Gedicht von Hildegard Steinböck
Hildegard Steinböck
Sternenschau
In dieser klirrend kalten Winternacht
warte ich ungeduldig und frierend
auf die letzte Straßenbahn.
Zu dieser späten Stunde – beinahe Mitternacht –
steht nur noch einer da, der ausharrt.
Lange schon sind sie mir vertraut
im Bild dieser Stadt: Menschen,
am Rand der Gesellschaft lebend.
Obdachlos.
Ihre müden, unrasierten Gesichter,
Augen, gezeichnet vom Alkohol,
sind zu gewohnter Anblick,
um noch aufzufallen.
Langsam wird mir bewusst,
dass dieser Mann nicht wartet,
einfach nur dasteht, um irgendwo zu sein.
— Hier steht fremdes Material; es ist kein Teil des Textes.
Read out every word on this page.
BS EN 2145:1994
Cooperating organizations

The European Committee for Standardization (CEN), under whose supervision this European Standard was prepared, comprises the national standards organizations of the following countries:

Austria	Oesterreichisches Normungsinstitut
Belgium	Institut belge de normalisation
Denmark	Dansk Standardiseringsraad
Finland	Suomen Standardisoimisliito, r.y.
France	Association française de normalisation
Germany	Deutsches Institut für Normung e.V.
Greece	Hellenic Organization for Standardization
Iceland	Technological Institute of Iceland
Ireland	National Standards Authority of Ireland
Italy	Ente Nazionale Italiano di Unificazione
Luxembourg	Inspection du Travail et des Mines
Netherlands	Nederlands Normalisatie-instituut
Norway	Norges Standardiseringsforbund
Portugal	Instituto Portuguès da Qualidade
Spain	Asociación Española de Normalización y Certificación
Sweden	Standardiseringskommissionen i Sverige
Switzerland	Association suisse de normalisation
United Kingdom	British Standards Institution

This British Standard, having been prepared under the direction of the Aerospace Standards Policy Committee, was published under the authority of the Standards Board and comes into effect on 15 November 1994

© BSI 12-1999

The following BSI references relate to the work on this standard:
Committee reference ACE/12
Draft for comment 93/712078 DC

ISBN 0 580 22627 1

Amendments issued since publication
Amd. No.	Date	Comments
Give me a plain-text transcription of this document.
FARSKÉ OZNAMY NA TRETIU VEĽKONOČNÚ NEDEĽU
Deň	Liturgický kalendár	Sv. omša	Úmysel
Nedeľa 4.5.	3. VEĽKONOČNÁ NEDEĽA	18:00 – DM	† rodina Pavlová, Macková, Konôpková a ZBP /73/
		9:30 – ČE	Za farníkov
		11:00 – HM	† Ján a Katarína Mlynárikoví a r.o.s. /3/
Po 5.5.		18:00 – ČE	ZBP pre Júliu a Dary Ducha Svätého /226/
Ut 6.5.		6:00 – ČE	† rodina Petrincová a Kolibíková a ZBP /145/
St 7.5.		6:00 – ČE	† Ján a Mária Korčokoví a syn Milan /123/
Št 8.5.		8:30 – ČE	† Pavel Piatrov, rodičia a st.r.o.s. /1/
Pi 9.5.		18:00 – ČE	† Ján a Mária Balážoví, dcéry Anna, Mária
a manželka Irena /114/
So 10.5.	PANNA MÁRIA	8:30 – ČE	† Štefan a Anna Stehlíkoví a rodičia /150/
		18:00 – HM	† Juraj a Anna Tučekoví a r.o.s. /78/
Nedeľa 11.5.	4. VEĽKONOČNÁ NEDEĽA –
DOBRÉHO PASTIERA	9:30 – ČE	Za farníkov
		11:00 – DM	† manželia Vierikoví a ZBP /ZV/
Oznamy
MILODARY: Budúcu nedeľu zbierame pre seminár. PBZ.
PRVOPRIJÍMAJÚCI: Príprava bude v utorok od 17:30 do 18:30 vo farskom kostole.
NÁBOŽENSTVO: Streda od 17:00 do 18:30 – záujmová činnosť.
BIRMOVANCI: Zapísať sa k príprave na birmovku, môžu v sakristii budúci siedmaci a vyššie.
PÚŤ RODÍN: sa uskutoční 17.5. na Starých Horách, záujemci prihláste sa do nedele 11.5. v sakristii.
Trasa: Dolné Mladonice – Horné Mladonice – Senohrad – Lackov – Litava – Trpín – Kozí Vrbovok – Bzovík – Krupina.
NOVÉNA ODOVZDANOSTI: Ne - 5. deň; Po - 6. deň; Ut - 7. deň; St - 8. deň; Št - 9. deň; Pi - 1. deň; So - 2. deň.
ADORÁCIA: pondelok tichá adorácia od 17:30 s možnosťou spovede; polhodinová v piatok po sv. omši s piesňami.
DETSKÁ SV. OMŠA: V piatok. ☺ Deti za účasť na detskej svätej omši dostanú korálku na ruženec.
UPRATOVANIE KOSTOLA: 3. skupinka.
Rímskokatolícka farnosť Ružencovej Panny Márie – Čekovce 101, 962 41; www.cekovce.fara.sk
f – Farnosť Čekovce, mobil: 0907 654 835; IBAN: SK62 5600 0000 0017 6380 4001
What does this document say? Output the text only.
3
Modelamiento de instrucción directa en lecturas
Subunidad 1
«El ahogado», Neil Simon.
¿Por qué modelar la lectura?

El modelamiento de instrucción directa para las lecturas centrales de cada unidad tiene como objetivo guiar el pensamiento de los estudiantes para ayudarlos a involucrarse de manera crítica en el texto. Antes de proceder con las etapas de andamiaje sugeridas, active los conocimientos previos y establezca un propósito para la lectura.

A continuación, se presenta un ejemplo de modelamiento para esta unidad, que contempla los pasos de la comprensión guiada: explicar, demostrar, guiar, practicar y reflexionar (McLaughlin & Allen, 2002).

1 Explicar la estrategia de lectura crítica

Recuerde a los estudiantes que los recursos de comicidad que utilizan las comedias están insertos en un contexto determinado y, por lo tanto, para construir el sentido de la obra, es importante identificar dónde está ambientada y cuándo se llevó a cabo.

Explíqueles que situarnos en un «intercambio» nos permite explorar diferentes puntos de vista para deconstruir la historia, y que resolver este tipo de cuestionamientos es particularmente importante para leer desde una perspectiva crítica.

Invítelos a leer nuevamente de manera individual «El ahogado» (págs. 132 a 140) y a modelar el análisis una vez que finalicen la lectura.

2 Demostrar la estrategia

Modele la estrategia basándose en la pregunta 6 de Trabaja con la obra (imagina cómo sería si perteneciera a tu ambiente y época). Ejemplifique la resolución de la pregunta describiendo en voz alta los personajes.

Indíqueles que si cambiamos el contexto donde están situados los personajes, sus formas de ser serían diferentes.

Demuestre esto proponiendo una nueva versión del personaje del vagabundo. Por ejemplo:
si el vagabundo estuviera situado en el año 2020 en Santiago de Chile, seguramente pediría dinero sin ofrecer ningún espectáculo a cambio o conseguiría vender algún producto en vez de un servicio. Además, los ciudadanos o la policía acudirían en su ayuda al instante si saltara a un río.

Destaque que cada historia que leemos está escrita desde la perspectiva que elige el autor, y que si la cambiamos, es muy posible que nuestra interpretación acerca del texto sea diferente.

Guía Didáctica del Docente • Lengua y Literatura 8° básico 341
Mein Blick wandert die Schienen entlang,
erfasst den ungewöhnlich klaren Sternenhimmel.
Die Faszination daran
lässt mich das Warten in der Kälte
erträglich empfinden.
Als er auf mich zukommt, weiß ich,
er wird nicht betteln,
will nur Gemeinschaft fühlen
in seiner fast andächtigen Schau der Sterne.
Wie selbstverständlich
erklärt er mir Planetenkonstellationen,
Sternenbilder, von denen mir nur wenige bekannt sind.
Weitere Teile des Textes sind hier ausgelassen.